While there have been pledges of $12 billion in aid from the three countries, so far Egypt has received $7 billion that helped to boost its foreign reserves to $18.7 billion by the end of September.
According to Al-Beblawi, the government sees no immediate need for more aid to improve the foreign reserves. “If we need this, we will certainly make that known,” Bloomberg quoted Al-Beblawi as saying.
“At present, the reserves are good and the balance of payments is improving. We hope the political situation stabilises and tourism will recover.”
A report by Bank of America noted that while the Gulf aid had bolstered the foreign reserves, the latter will be facing pressures during the current transitional period, especially since $1 billion worth of Qatari debt servicing is due by the end of this year.
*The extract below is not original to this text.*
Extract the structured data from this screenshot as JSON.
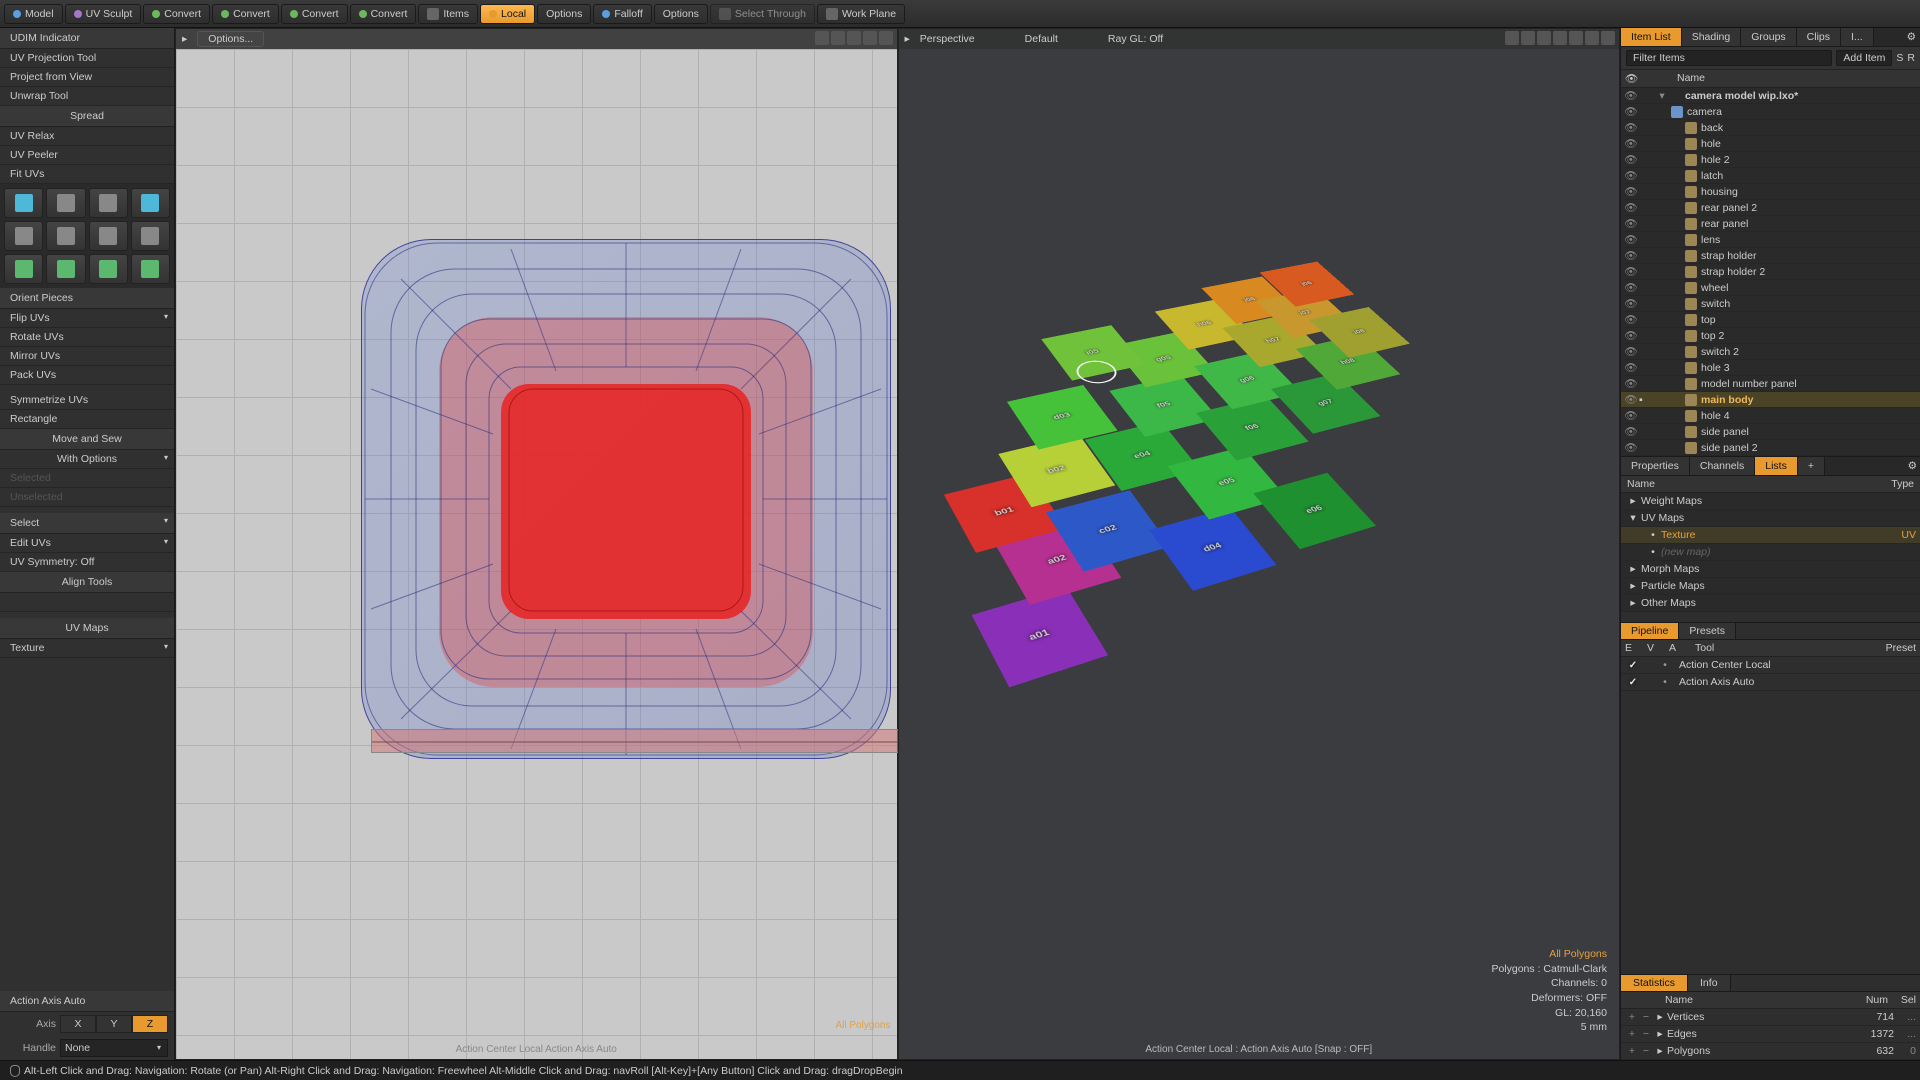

Qatar, a staunch supporter of the Muslim Brotherhood, poured aid and grants into Egypt during Morsi’s year in power. The overall value of the Qatari aid, including grants, deposits at the CBE and loans, was some $8 billion.
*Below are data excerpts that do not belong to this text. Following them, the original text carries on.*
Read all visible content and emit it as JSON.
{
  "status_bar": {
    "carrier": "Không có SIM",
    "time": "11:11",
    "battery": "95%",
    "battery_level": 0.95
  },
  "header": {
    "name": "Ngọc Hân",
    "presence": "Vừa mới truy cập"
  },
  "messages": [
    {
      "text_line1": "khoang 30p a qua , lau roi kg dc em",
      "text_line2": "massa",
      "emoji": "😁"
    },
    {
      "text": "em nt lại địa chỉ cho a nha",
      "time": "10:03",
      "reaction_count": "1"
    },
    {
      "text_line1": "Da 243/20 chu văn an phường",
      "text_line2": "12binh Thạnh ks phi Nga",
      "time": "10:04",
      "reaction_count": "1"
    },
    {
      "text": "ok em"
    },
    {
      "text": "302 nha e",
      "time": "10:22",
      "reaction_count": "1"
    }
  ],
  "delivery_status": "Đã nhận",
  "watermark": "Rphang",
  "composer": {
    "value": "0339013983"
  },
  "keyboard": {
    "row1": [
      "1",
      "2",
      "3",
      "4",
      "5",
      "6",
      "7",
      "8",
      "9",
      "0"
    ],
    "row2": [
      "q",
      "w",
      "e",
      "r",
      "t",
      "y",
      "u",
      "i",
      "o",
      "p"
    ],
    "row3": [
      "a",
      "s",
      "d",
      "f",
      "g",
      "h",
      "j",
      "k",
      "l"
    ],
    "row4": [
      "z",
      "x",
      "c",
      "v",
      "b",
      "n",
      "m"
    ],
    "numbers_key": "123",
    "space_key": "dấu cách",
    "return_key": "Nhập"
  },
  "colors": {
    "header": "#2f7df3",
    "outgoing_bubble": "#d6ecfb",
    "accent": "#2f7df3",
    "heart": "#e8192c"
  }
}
Egypt returned $2 billion of this to Doha last month after negotiations to change it into bonds failed.
According to the report, the reserves cover 2.8 times the country’s short-term debt and are equivalent to 3.5 months of imports. Bank of New York said the risk-free level for a country like Egypt, according to IMF criteria, should be around $24 billion.
The reserves, which stood at $36 billion in January 2011, have been draining since the 25 January Revolution, with political uncertainty and violence stripping the economy of the bulk of its two main sources of foreign currency: tourism and investments.
Since then, the country has run through more than $20 billion in reserves, borrowed billions from abroad, and delayed payments to oil companies.
The risk of a repeat of this scenario might not be too far away, even given the recent good economic news. During Al-Beblawi’s visit to the UAE, Mansour bin Zayed Al-Nahian, the Emirati deputy prime minister, said that while his country supported Egypt, Gulf support could not last forever and Egypt would have to find ways to deal with its own problems.
Backed by the Gulf aid, the government has shifted its focus from introducing the reforms demanded by the IMF and tightening the ballooning budget deficit to an expansionary policy accompanied by the introduction of many social-friendly moves like setting a minimum level for state employees’ salaries and exempting students at public schools from tuition fees.